Ничто не помешало Насте поступить в институт. Она обладала почти феноменальной памятью, природной сообразительностью, внутренней дисциплиной. К порядку ее с малолетства приучил отец, капитан милиции Андрей Иванович Барсуков. Настя росла без матери. Ее родитель очень мечтал о сыне, младшем товарище, единомышленнике и друге. Ему он передал бы все свои знания и опыт по борьбе с преступниками. Но случилось иначе. А когда жена забеременела во второй раз, какой-то водила лихач сбил ее прямо у подъезда собственного дома и скрылся. Помимо номенклатурного Андрей Иванович затеял частный розыск водителя, убившего не только жену, носившую в себе его ребенка, но наполовину самого Барсукова.

Через неделю под дулом пистолета он вез убийцу за город. Свернув на милицейском «бобике» в березняк, Андрей Иванович вызволил преступника из машины и приказал лечь на землю лицом вниз. Когда он приставил пистолет к затылку мерзавца и хотел уже нажать на спусковой крючок, тот взмолился о пощаде.

— Пощады не будет! — почему-то ровным голосом без тени гнева сказал Барсуков, и крепче сжал рукоять пистолета.

— У меня жена в ро о до о ме э! — зарыдал убийца. — Вче э ра а сына а а р р ро о ди ы ы ла а а!

Дрожавшей рукой Барсуков лихорадочно водил дулом возле кобуры, но никак не мог попасть в нее.
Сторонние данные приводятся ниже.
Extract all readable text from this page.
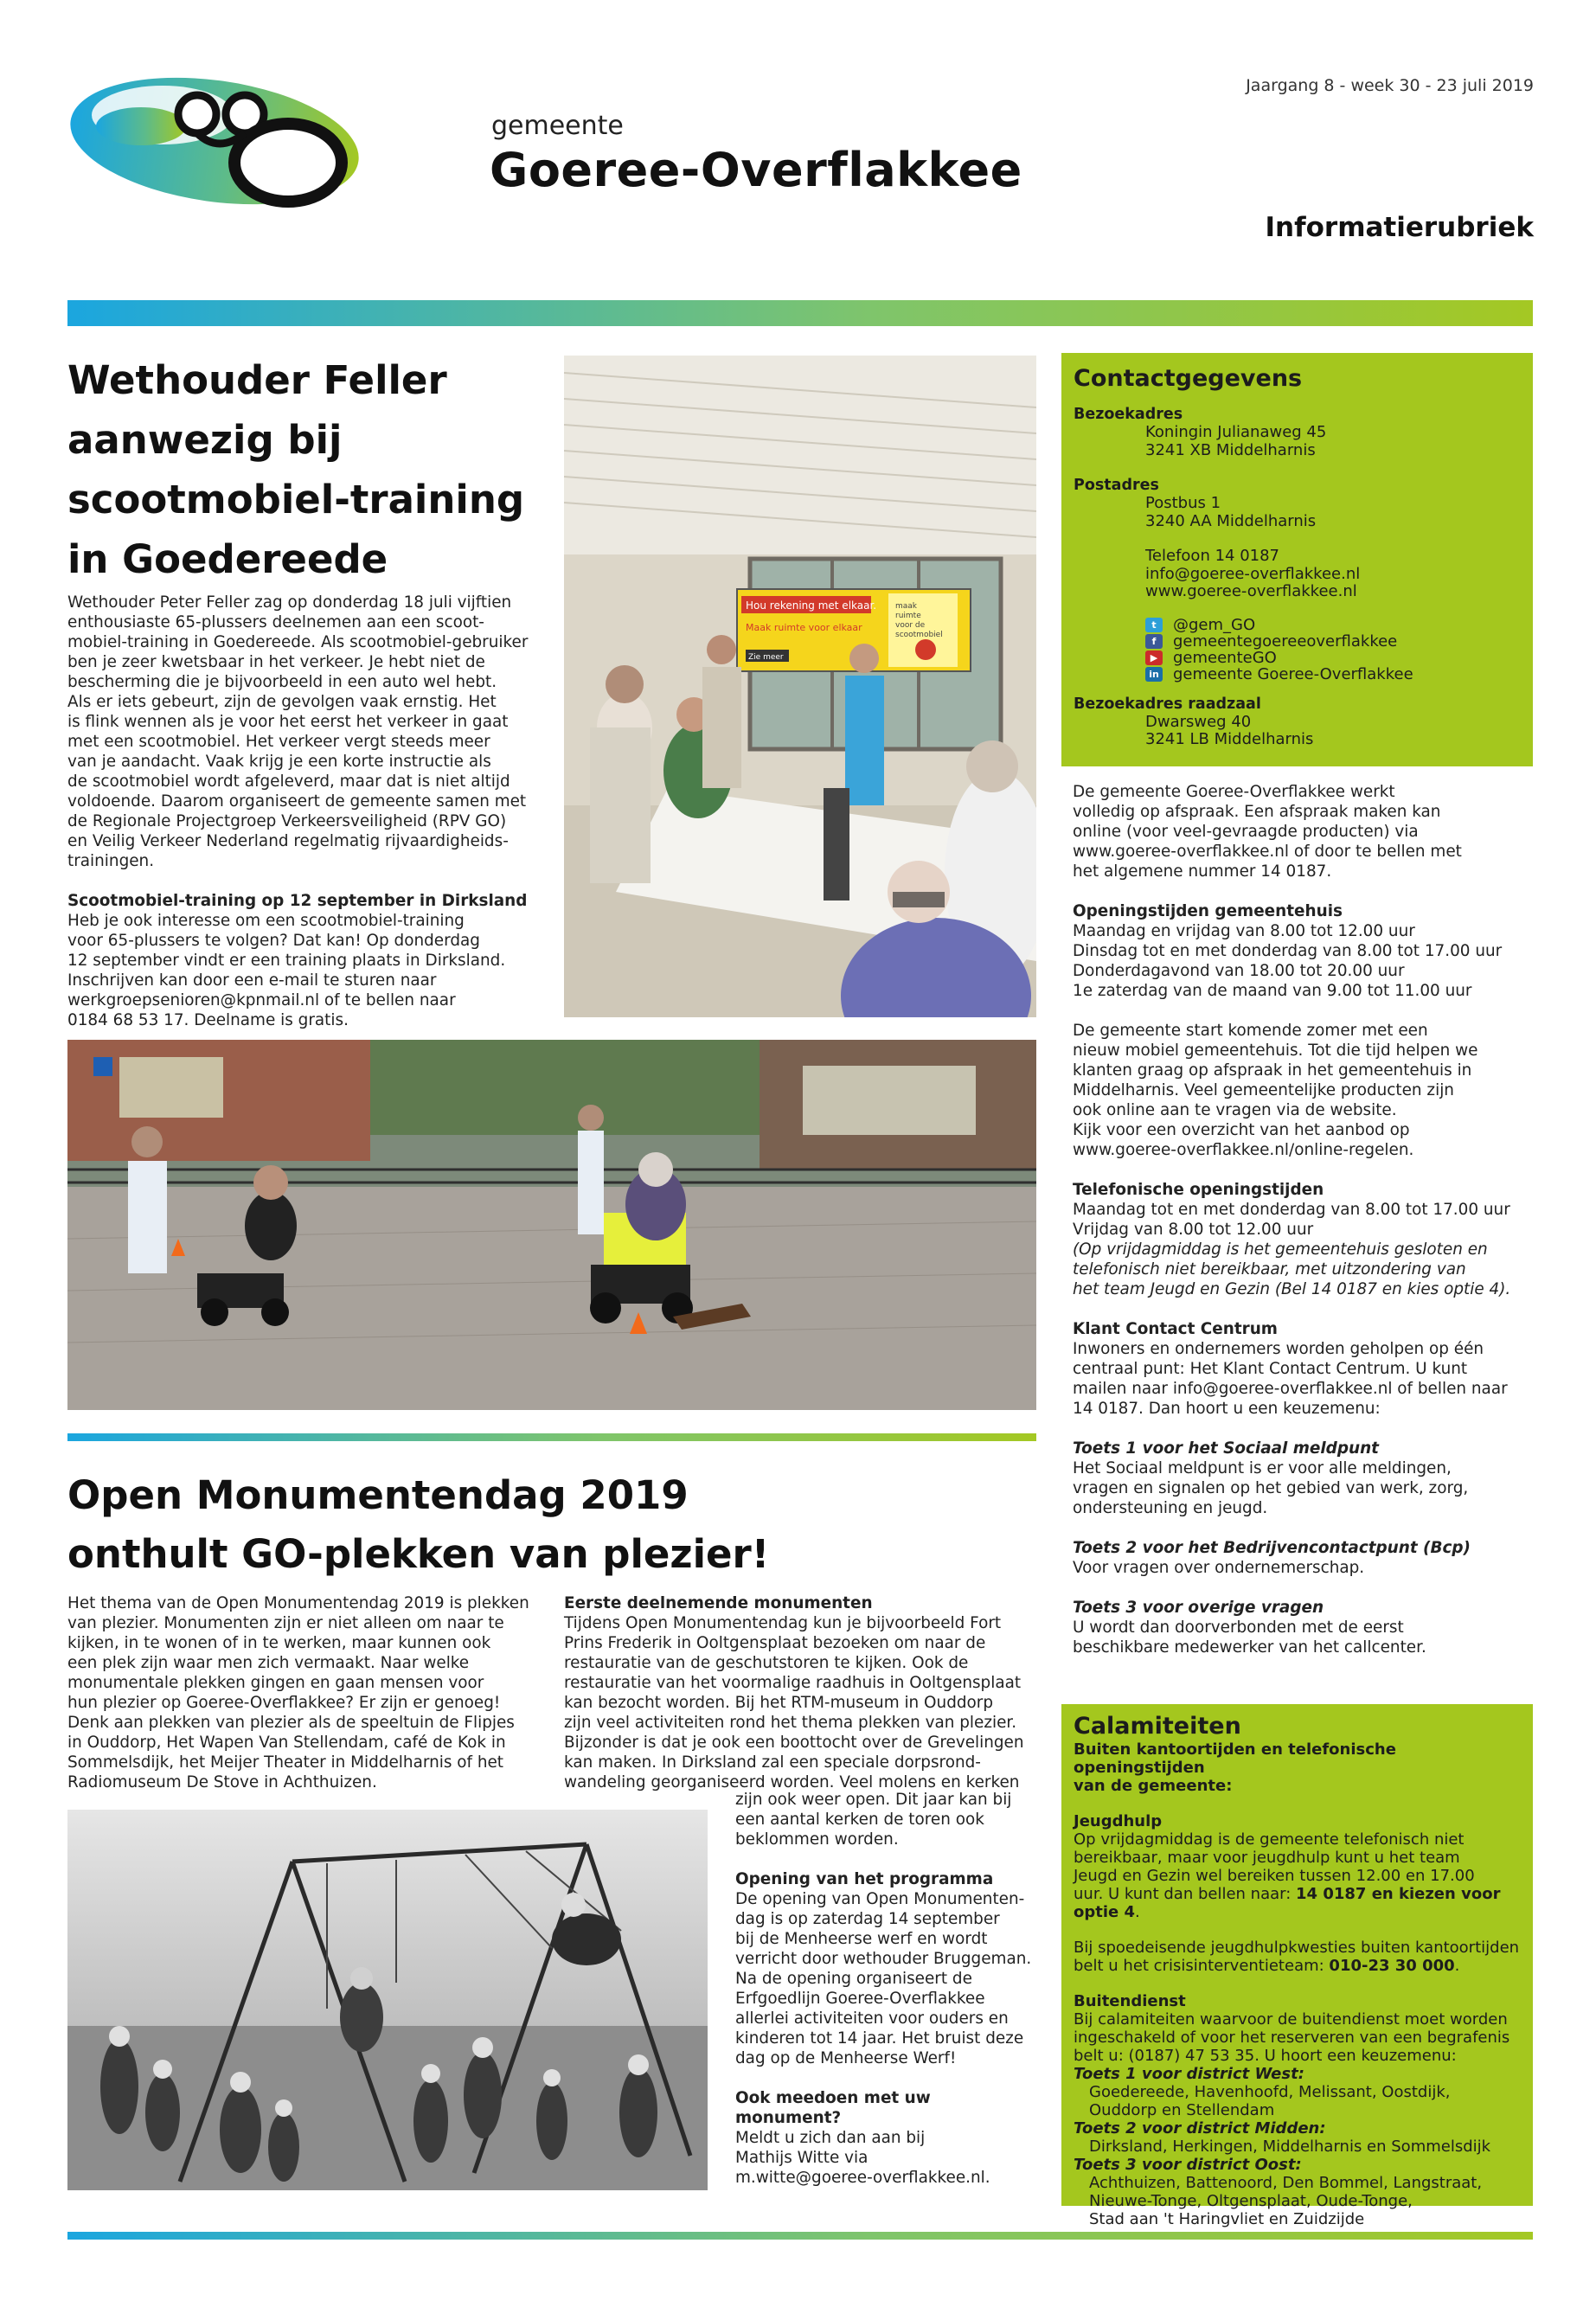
gemeente
Goeree-Overflakkee
Jaargang 8 - week 30 - 23 juli 2019
Informatierubriek
Wethouder Feller
aanwezig bij
scootmobiel-training
in Goedereede
Wethouder Peter Feller zag op donderdag 18 juli vijftien
enthousiaste 65-plussers deelnemen aan een scoot-
mobiel-training in Goedereede. Als scootmobiel-gebruiker
ben je zeer kwetsbaar in het verkeer. Je hebt niet de
bescherming die je bijvoorbeeld in een auto wel hebt.
Als er iets gebeurt, zijn de gevolgen vaak ernstig. Het
is flink wennen als je voor het eerst het verkeer in gaat
met een scootmobiel. Het verkeer vergt steeds meer
van je aandacht. Vaak krijg je een korte instructie als
de scootmobiel wordt afgeleverd, maar dat is niet altijd
voldoende. Daarom organiseert de gemeente samen met
de Regionale Projectgroep Verkeersveiligheid (RPV GO)
en Veilig Verkeer Nederland regelmatig rijvaardigheids-
trainingen.
Scootmobiel-training op 12 september in Dirksland
Heb je ook interesse om een scootmobiel-training
voor 65-plussers te volgen? Dat kan! Op donderdag
12 september vindt er een training plaats in Dirksland.
Inschrijven kan door een e-mail te sturen naar
werkgroepsenioren@kpnmail.nl of te bellen naar
0184 68 53 17. Deelname is gratis.
Hou rekening met elkaar.
Maak ruimte voor elkaar
Zie meer
maak
ruimte
voor de
scootmobiel
Open Monumentendag 2019
onthult GO-plekken van plezier!
Het thema van de Open Monumentendag 2019 is plekken
van plezier. Monumenten zijn er niet alleen om naar te
kijken, in te wonen of in te werken, maar kunnen ook
een plek zijn waar men zich vermaakt. Naar welke
monumentale plekken gingen en gaan mensen voor
hun plezier op Goeree-Overflakkee? Er zijn er genoeg!
Denk aan plekken van plezier als de speeltuin de Flipjes
in Ouddorp, Het Wapen Van Stellendam, café de Kok in
Sommelsdijk, het Meijer Theater in Middelharnis of het
Radiomuseum De Stove in Achthuizen.
Eerste deelnemende monumenten
Tijdens Open Monumentendag kun je bijvoorbeeld Fort
Prins Frederik in Ooltgensplaat bezoeken om naar de
restauratie van de geschutstoren te kijken. Ook de
restauratie van het voormalige raadhuis in Ooltgensplaat
kan bezocht worden. Bij het RTM-museum in Ouddorp
zijn veel activiteiten rond het thema plekken van plezier.
Bijzonder is dat je ook een boottocht over de Grevelingen
kan maken. In Dirksland zal een speciale dorpsrond-
wandeling georganiseerd worden. Veel molens en kerken
zijn ook weer open. Dit jaar kan bij
een aantal kerken de toren ook
beklommen worden.
Opening van het programma
De opening van Open Monumenten-
dag is op zaterdag 14 september
bij de Menheerse werf en wordt
verricht door wethouder Bruggeman.
Na de opening organiseert de
Erfgoedlijn Goeree-Overflakkee
allerlei activiteiten voor ouders en
kinderen tot 14 jaar. Het bruist deze
dag op de Menheerse Werf!
Ook meedoen met uw monument?
Meldt u zich dan aan bij
Mathijs Witte via
m.witte@goeree-overflakkee.nl.
Contactgegevens
Bezoekadres
Koningin Julianaweg 45
3241 XB Middelharnis
Postadres
Postbus 1
3240 AA Middelharnis
Telefoon 14 0187
info@goeree-overflakkee.nl
www.goeree-overflakkee.nl
t	@gem_GO
f	gemeentegoereeoverflakkee
▶ gemeenteGO
in gemeente Goeree-Overflakkee
Bezoekadres raadzaal
Dwarsweg 40
3241 LB Middelharnis

De gemeente Goeree-Overflakkee werkt
volledig op afspraak. Een afspraak maken kan
online (voor veel-gevraagde producten) via
www.goeree-overflakkee.nl of door te bellen met
het algemene nummer 14 0187.

Openingstijden gemeentehuis
Maandag en vrijdag van 8.00 tot 12.00 uur
Dinsdag tot en met donderdag van 8.00 tot 17.00 uur
Donderdagavond van 18.00 tot 20.00 uur
1e zaterdag van de maand van 9.00 tot 11.00 uur

De gemeente start komende zomer met een
nieuw mobiel gemeentehuis. Tot die tijd helpen we
klanten graag op afspraak in het gemeentehuis in
Middelharnis. Veel gemeentelijke producten zijn
ook online aan te vragen via de website.
Kijk voor een overzicht van het aanbod op
www.goeree-overflakkee.nl/online-regelen.

Telefonische openingstijden
Maandag tot en met donderdag van 8.00 tot 17.00 uur
Vrijdag van 8.00 tot 12.00 uur
(Op vrijdagmiddag is het gemeentehuis gesloten en
telefonisch niet bereikbaar, met uitzondering van
het team Jeugd en Gezin (Bel 14 0187 en kies optie 4).

Klant Contact Centrum
Inwoners en ondernemers worden geholpen op één
centraal punt: Het Klant Contact Centrum. U kunt
mailen naar info@goeree-overflakkee.nl of bellen naar
14 0187. Dan hoort u een keuzemenu:

Toets 1 voor het Sociaal meldpunt
Het Sociaal meldpunt is er voor alle meldingen,
vragen en signalen op het gebied van werk, zorg,
ondersteuning en jeugd.

Toets 2 voor het Bedrijvencontactpunt (Bcp)
Voor vragen over ondernemerschap.

Toets 3 voor overige vragen
U wordt dan doorverbonden met de eerst
beschikbare medewerker van het callcenter.

Calamiteiten
Buiten kantoortijden en telefonische openingstijden
van de gemeente:
Jeugdhulp
Op vrijdagmiddag is de gemeente telefonisch niet
bereikbaar, maar voor jeugdhulp kunt u het team
Jeugd en Gezin wel bereiken tussen 12.00 en 17.00
uur. U kunt dan bellen naar: 14 0187 en kiezen voor
optie 4.
Bij spoedeisende jeugdhulpkwesties buiten kantoortijden
belt u het crisisinterventieteam: 010-23 30 000.
Buitendienst
Bij calamiteiten waarvoor de buitendienst moet worden
ingeschakeld of voor het reserveren van een begrafenis
belt u: (0187) 47 53 35. U hoort een keuzemenu:
Toets 1 voor district West:
Goedereede, Havenhoofd, Melissant, Oostdijk,
Ouddorp en Stellendam
Toets 2 voor district Midden:
Dirksland, Herkingen, Middelharnis en Sommelsdijk
Toets 3 voor district Oost:
Achthuizen, Battenoord, Den Bommel, Langstraat,
Nieuwe-Tonge, Oltgensplaat, Oude-Tonge,
Stad aan 't Haringvliet en Zuidzijde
Ребенком, Настя любила играть в милиционера. Важно примеряла на себя отцовскую милицейскую фуражку, козырек которой приходился ей как раз до подбородка, и китель. При этом рукава и фалды его волочились по полу, как веник… Сослуживцы баловали Настю сладостями. Барсукова жалели. Начальство закрывало глаза на то, что он всюду таскал за собой, как авоську, дочурку. Находились шутники.

— Как служба, Настасья Андреевна? — брал под козырек один.

— Ой, не медовуха, товарищ старший лейтенант, в стакан не нальешь! — не лезла за словом в карман боевая девчушка.

— Ну что, Настенька, подрастешь, придешь к нам работать? Сделав неправдоподобно серьезное лицо — интересовался другой. — У нас с профессиональными кадрами — большая проблема!

— А сколько платить будете?

Когда подросла, Настя частенько посещала с родителем стрельбище и всаживала всю обойму в «яблочко».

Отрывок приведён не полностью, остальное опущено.